Vediamo quali possano essere questi casi:
1) occorre che il mediatore sappia interloquire con i due (o più) possibili avvocati quando per la conciliazione non basta avvicinare le posizioni e le pretese delle parti ma anche eliminare qualche pretesa palesemente infondata che è di ostacolo al raggiungimento di un accordo. Il mediatore deve sapere individuare le richieste (o le parti di richieste) che vanno tolte dal tavolo della mediazione (senza, spesso, particolari problemi, essendo noto anche alla parte ciò che è stato chiesto senza particolare fondamento) e deve sapere distinguere queste ultime ben valutando le argomentazioni giuridiche addotte dagli avvocati delle parti. Una conoscenza giuridica è spesso essenziale, soprattutto in relazione a controversie relative a materie di natura tecnica (es. divisioni ereditarie), per potere comprendere a quale punto può collocarsi una buona conciliazione, che sia “proponibile” agli avvocati e “digeribile” dalle parti;
2) occorre che il mediatore sappia interloquire bene con l’avvocato di una parte quando l’altra parte è priva di difensore ed ha quindi bisogno, affinché si raggiunga una soluzione veramente equa, che un soggetto competente riesca a comprendere la bontà, l’equità e la convenienza, anche alla luce del quadro giuridico di riferimento della lite, della proposta della parte difesa da un legale o sappia trovare il giusto punto di intesa, tenuto conto delle questioni giuridiche sottese alla controversia.
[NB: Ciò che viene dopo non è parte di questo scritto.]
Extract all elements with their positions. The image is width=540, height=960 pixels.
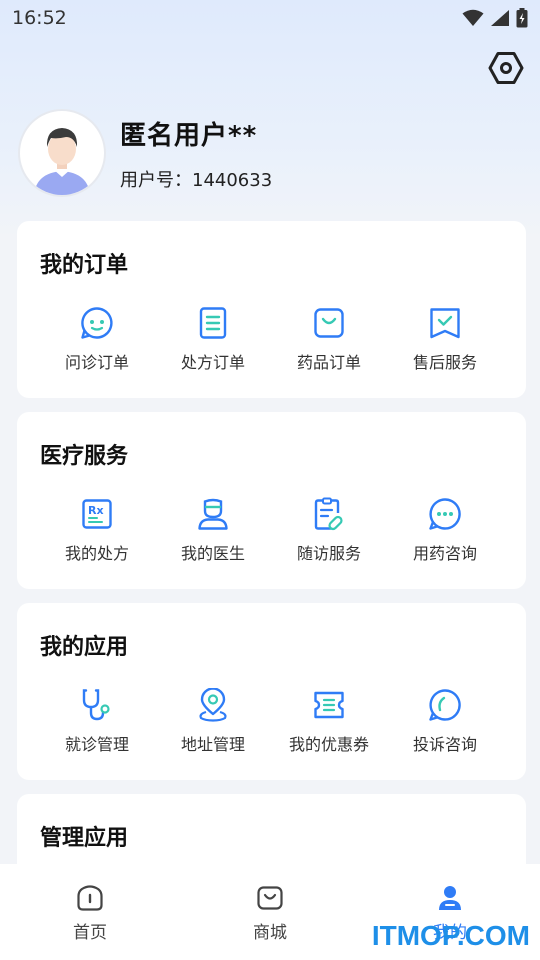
grid-item-complaint-consult[interactable]: 投诉咨询	[387, 687, 503, 757]
grid-item-followup[interactable]: 随访服务	[271, 496, 387, 566]
grid-label: 售后服务	[412, 353, 477, 372]
profile-header[interactable]: 匿名用户** 用户号：1440633	[18, 108, 518, 198]
card-title: 我的订单	[40, 253, 129, 278]
rx-icon: Rx	[79, 496, 115, 532]
grid-item-address-management[interactable]: 地址管理	[155, 687, 271, 757]
status-time: 16:52	[12, 7, 67, 29]
stethoscope-icon	[79, 687, 115, 723]
tab-label: 商城	[253, 923, 287, 943]
followup-icon	[311, 496, 347, 532]
after-sales-icon	[427, 305, 463, 341]
grid-item-medicine-order[interactable]: 药品订单	[271, 305, 387, 375]
grid-label: 地址管理	[180, 735, 245, 754]
user-icon	[439, 886, 461, 910]
status-icons	[462, 8, 528, 28]
grid-item-my-prescription[interactable]: Rx 我的处方	[39, 496, 155, 566]
chat-icon	[427, 496, 463, 532]
tab-shop[interactable]: 商城	[180, 864, 360, 960]
user-id-label: 用户号：	[120, 169, 192, 191]
grid-label: 药品订单	[296, 353, 361, 372]
profile-text: 匿名用户** 用户号：1440633	[120, 115, 272, 192]
grid-label: 随访服务	[296, 544, 361, 563]
grid-label: 我的医生	[180, 544, 245, 563]
grid-label: 就诊管理	[64, 735, 129, 754]
grid-item-prescription-order[interactable]: 处方订单	[155, 305, 271, 375]
card-my-orders: 我的订单 问诊订单 处方订单 药品订单 售后服务	[17, 221, 526, 398]
tab-label: 首页	[73, 923, 107, 943]
card-title: 管理应用	[40, 826, 129, 851]
location-icon	[195, 687, 231, 723]
coupon-icon	[311, 687, 347, 723]
signal-icon	[491, 10, 509, 26]
grid-item-my-doctor[interactable]: 我的医生	[155, 496, 271, 566]
avatar-person-icon	[34, 128, 90, 195]
status-bar: 16:52	[0, 0, 540, 36]
card-title: 我的应用	[40, 635, 129, 660]
grid-label: 投诉咨询	[412, 735, 477, 754]
card-title: 医疗服务	[40, 444, 129, 469]
svg-text:Rx: Rx	[88, 504, 104, 517]
grid-label: 问诊订单	[64, 353, 129, 372]
user-id-row: 用户号：1440633	[120, 166, 272, 192]
grid-item-after-sales[interactable]: 售后服务	[387, 305, 503, 375]
grid-item-visit-management[interactable]: 就诊管理	[39, 687, 155, 757]
grid-label: 处方订单	[180, 353, 245, 372]
avatar[interactable]	[18, 109, 106, 197]
doctor-icon	[195, 496, 231, 532]
home-icon	[77, 885, 103, 911]
shop-bag-icon	[257, 886, 283, 910]
tab-home[interactable]: 首页	[0, 864, 180, 960]
battery-icon	[516, 8, 528, 28]
prescription-order-icon	[195, 305, 231, 341]
grid-item-my-coupons[interactable]: 我的优惠券	[271, 687, 387, 757]
grid-item-medication-consult[interactable]: 用药咨询	[387, 496, 503, 566]
complaint-icon	[427, 687, 463, 723]
consult-order-icon	[79, 305, 115, 341]
medicine-order-icon	[311, 305, 347, 341]
user-name: 匿名用户**	[120, 120, 258, 151]
grid-label: 用药咨询	[412, 544, 477, 563]
card-my-apps: 我的应用 就诊管理 地址管理 我的优惠券 投诉咨询	[17, 603, 526, 780]
settings-button[interactable]	[488, 50, 524, 86]
grid-label: 我的优惠券	[288, 735, 369, 754]
grid-item-consult-order[interactable]: 问诊订单	[39, 305, 155, 375]
settings-hex-icon	[488, 52, 524, 84]
card-medical-services: 医疗服务 Rx 我的处方 我的医生 随访服务 用药咨询	[17, 412, 526, 589]
grid-label: 我的处方	[64, 544, 129, 563]
wifi-icon	[462, 9, 484, 26]
watermark: ITMOP.COM	[371, 920, 530, 951]
user-id-value: 1440633	[192, 169, 273, 191]
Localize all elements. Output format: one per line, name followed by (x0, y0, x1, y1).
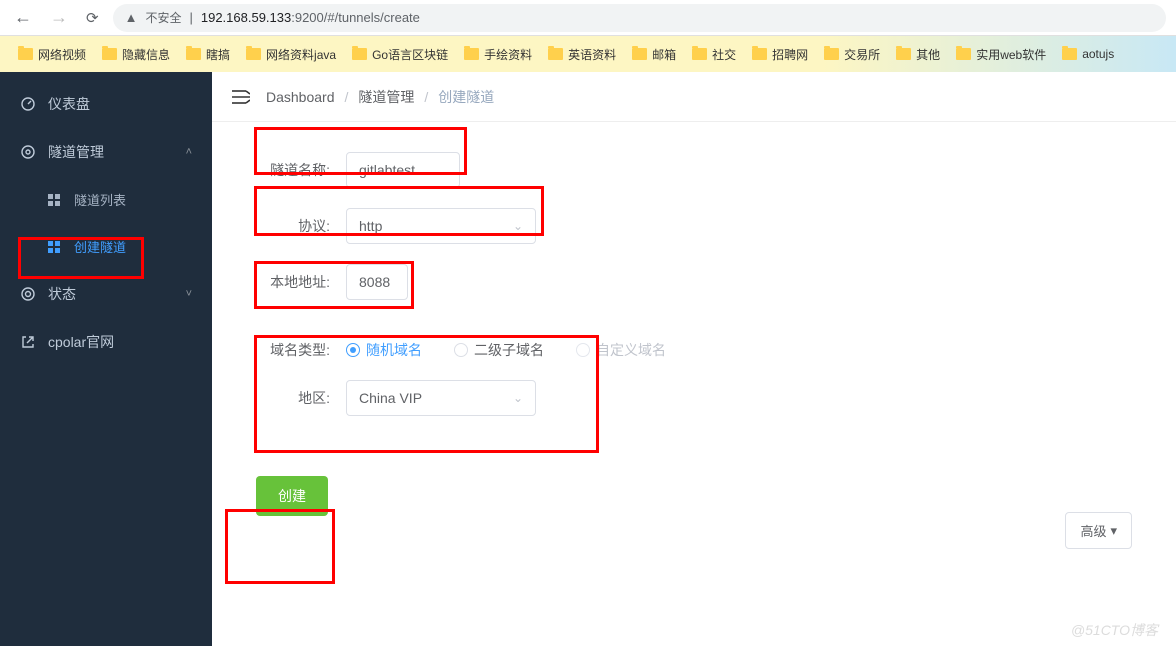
sidebar-label: 创建隧道 (74, 237, 126, 256)
sidebar-item-dashboard[interactable]: 仪表盘 (0, 80, 212, 128)
bookmark-item[interactable]: aotujs (1056, 44, 1120, 64)
chevron-up-icon: ˄ (186, 146, 192, 158)
url-bar[interactable]: ▲ 不安全 | 192.168.59.133:9200/#/tunnels/cr… (113, 4, 1166, 32)
sidebar-item-tunnel-list[interactable]: 隧道列表 (0, 176, 212, 223)
advanced-button[interactable]: 高级 ▾ (1065, 512, 1132, 549)
folder-icon (246, 48, 261, 60)
sidebar-item-create-tunnel[interactable]: 创建隧道 (0, 223, 212, 270)
url-host: 192.168.59.133 (201, 10, 291, 25)
folder-icon (352, 48, 367, 60)
breadcrumb-current: 创建隧道 (438, 87, 494, 107)
local-addr-input[interactable] (346, 264, 408, 300)
bookmarks-bar: 网络视频 隐藏信息 瞎搞 网络资料java Go语言区块链 手绘资料 英语资料 … (0, 36, 1176, 72)
folder-icon (1062, 48, 1077, 60)
tunnel-name-input[interactable] (346, 152, 460, 188)
grid-icon (46, 239, 62, 255)
sidebar-label: cpolar官网 (48, 332, 114, 352)
folder-icon (18, 48, 33, 60)
sidebar-label: 隧道管理 (48, 142, 104, 162)
domain-custom-radio[interactable]: 自定义域名 (576, 340, 666, 360)
sidebar: 仪表盘 隧道管理 ˄ 隧道列表 创建隧道 状态 ˅ cpolar官网 (0, 72, 212, 646)
bookmark-item[interactable]: 网络视频 (12, 43, 92, 66)
url-port: :9200 (291, 10, 324, 25)
watermark-text: @51CTO博客 (1071, 620, 1158, 640)
local-addr-label: 本地地址: (256, 272, 346, 292)
radio-icon (454, 343, 468, 357)
breadcrumb-sep: / (424, 89, 428, 105)
forward-icon: → (46, 7, 72, 28)
url-separator: | (189, 10, 192, 25)
sidebar-label: 状态 (48, 284, 76, 304)
bookmark-item[interactable]: 社交 (686, 43, 742, 66)
form-content: 隧道名称: 协议: http ⌄ 本地地址: 域名类型: (212, 122, 1176, 646)
folder-icon (692, 48, 707, 60)
sidebar-label: 隧道列表 (74, 190, 126, 209)
bookmark-item[interactable]: 隐藏信息 (96, 43, 176, 66)
status-icon (20, 286, 36, 302)
insecure-icon: ▲ (125, 10, 138, 25)
bookmark-item[interactable]: 网络资料java (240, 43, 342, 66)
bookmark-item[interactable]: 其他 (890, 43, 946, 66)
chevron-down-icon: ˅ (186, 288, 192, 300)
url-path: /#/tunnels/create (324, 10, 420, 25)
radio-label: 随机域名 (366, 340, 422, 360)
protocol-select[interactable]: http ⌄ (346, 208, 536, 244)
tunnel-icon (20, 144, 36, 160)
folder-icon (102, 48, 117, 60)
back-icon[interactable]: ← (10, 7, 36, 28)
bookmark-item[interactable]: 邮箱 (626, 43, 682, 66)
sidebar-item-cpolar-site[interactable]: cpolar官网 (0, 318, 212, 366)
breadcrumb-tunnel-mgmt[interactable]: 隧道管理 (358, 87, 414, 107)
bookmark-item[interactable]: 交易所 (818, 43, 886, 66)
folder-icon (956, 48, 971, 60)
bookmark-item[interactable]: 瞎搞 (180, 43, 236, 66)
tunnel-name-label: 隧道名称: (256, 160, 346, 180)
bookmark-item[interactable]: 手绘资料 (458, 43, 538, 66)
caret-down-icon: ▾ (1110, 523, 1117, 539)
breadcrumb-dashboard[interactable]: Dashboard (266, 89, 335, 105)
radio-label: 自定义域名 (596, 340, 666, 360)
browser-navigation-bar: ← → ⟳ ▲ 不安全 | 192.168.59.133:9200/#/tunn… (0, 0, 1176, 36)
topbar: Dashboard / 隧道管理 / 创建隧道 (212, 72, 1176, 122)
dashboard-icon (20, 96, 36, 112)
sidebar-item-tunnel-mgmt[interactable]: 隧道管理 ˄ (0, 128, 212, 176)
folder-icon (824, 48, 839, 60)
domain-random-radio[interactable]: 随机域名 (346, 340, 422, 360)
grid-icon (46, 192, 62, 208)
radio-icon (346, 343, 360, 357)
create-button[interactable]: 创建 (256, 476, 328, 516)
region-select[interactable]: China VIP ⌄ (346, 380, 536, 416)
chevron-down-icon: ⌄ (513, 219, 523, 233)
insecure-label: 不安全 (145, 9, 181, 26)
sidebar-label: 仪表盘 (48, 94, 90, 114)
menu-toggle-icon[interactable] (232, 90, 250, 104)
breadcrumb-sep: / (345, 89, 349, 105)
radio-icon (576, 343, 590, 357)
breadcrumb: Dashboard / 隧道管理 / 创建隧道 (266, 87, 494, 107)
folder-icon (186, 48, 201, 60)
reload-icon[interactable]: ⟳ (82, 9, 103, 27)
external-link-icon (20, 334, 36, 350)
region-label: 地区: (256, 388, 346, 408)
folder-icon (464, 48, 479, 60)
domain-type-label: 域名类型: (256, 340, 346, 360)
radio-label: 二级子域名 (474, 340, 544, 360)
region-value: China VIP (359, 390, 422, 406)
sidebar-item-status[interactable]: 状态 ˅ (0, 270, 212, 318)
folder-icon (548, 48, 563, 60)
bookmark-item[interactable]: 英语资料 (542, 43, 622, 66)
folder-icon (752, 48, 767, 60)
protocol-label: 协议: (256, 216, 346, 236)
domain-sub-radio[interactable]: 二级子域名 (454, 340, 544, 360)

Solo un mediatore competente sotto un profilo tecnico-giuridico può risultare un vero organo di garanzia per la parte che si è presentata al procedimento di mediazione priva di difesa tecnica. In proposito si consideri che in uno dei “considerando” della Raccomandazione 98/257/CE della Commissione del 30 marzo 1998 riguardante i principi applicabili agli organi responsabili per la risoluzione extragiudiziale delle controversie in materia di consumo si afferma “che, per accrescere l’efficacia e l’equità della procedura, è opportuno attribuire all’organo competente un ruolo attivo che gli consenta di prendere in considerazione tutti gli elementi utili alla risoluzione della controversia; che questo ruolo attivo risulta ancora più importante per il fatto che, nel quadro delle procedure extragiudiziali, le parti agiscono spesso senza godere dell’assistenza di un consulente giuridico”;
3) occorre che il mediatore sappia comprendere i provvedimenti cautelari o possessori eventualmente già emessi dal giudice o quelli, sempre emessi dall’autorità giudiziaria, ex art. 665 c.p.c. (ordinanza provvisoria di rilascio o rigetto della stessa) o ex artt. 648-649 c.p.c. (concessione o sospensione della provvisoria esecuzione del decreto ingiuntivo), provvedimenti che già tracciano la strada del possibile esito del giudizio di merito. Senza considerare che forse sarebbe stato meglio escludere del tutto la conciliazione obbligatoria nei casi in cui si è già avuto un provvedimento giudiziario;
4) il verbale di conciliazione può essere omologato dal Presidente del Tribunale se non è contrario all’ordine pubblico o a norme imperative (art. 12 d.lgs. 28/10) ed è quindi necessario che il mediatore abbia le competenze necessarie per redigere un verbale (e fare concludere alle parti un contratto) immune da tali vizi;
5) diverse materie tra quelle rientranti nella mediazione obbligatoria richiedono cognizioni tecnico-giuridiche anche per la redazione del verbale di conciliazione. E così, ad esempio, un verbale di conciliazione relativa ad una causa di divisione ereditaria può richiedere conoscenze in merito alla spettanza delle quote ereditarie, alla disciplina dei miglioramenti tra coeredi, all’incidenza della regolarità urbanistica sullo scioglimento della comunione ordinaria ed ereditaria secondo la giurisprudenza di legittimità, al regime delle fruttificazioni, alla collazione, all’esistenza di servitù, ecc.;
6) la proposta formulata dal mediatore ex art. 11 d.lgs. 28/10 può richiedere, se è già chiaro che è del tutto da escludere la conciliazione della lite, una capacità (tecnico-giuridica) di anticipazione del possibile futuro contenuto della decisione conclusiva dell’eventuale giudizio di merito;
7) la Raccomandazione 98/257/CE della Commissione del 30 marzo 1998 riguardante i principi applicabili agli organi responsabili per la risoluzione extragiudiziale delle controversie in materia di consumo (che ha riguardo alle controversie in materia di consumo, ma che, in realtà, contiene, principi che possono ritenersi estesi, in generale, ai procedimenti di ADR) prevede che la persona designata debba possedere “la capacità, l’esperienza e la competenza, in particolare in materia giuridica, necessarie allo svolgimento delle sue funzioni”.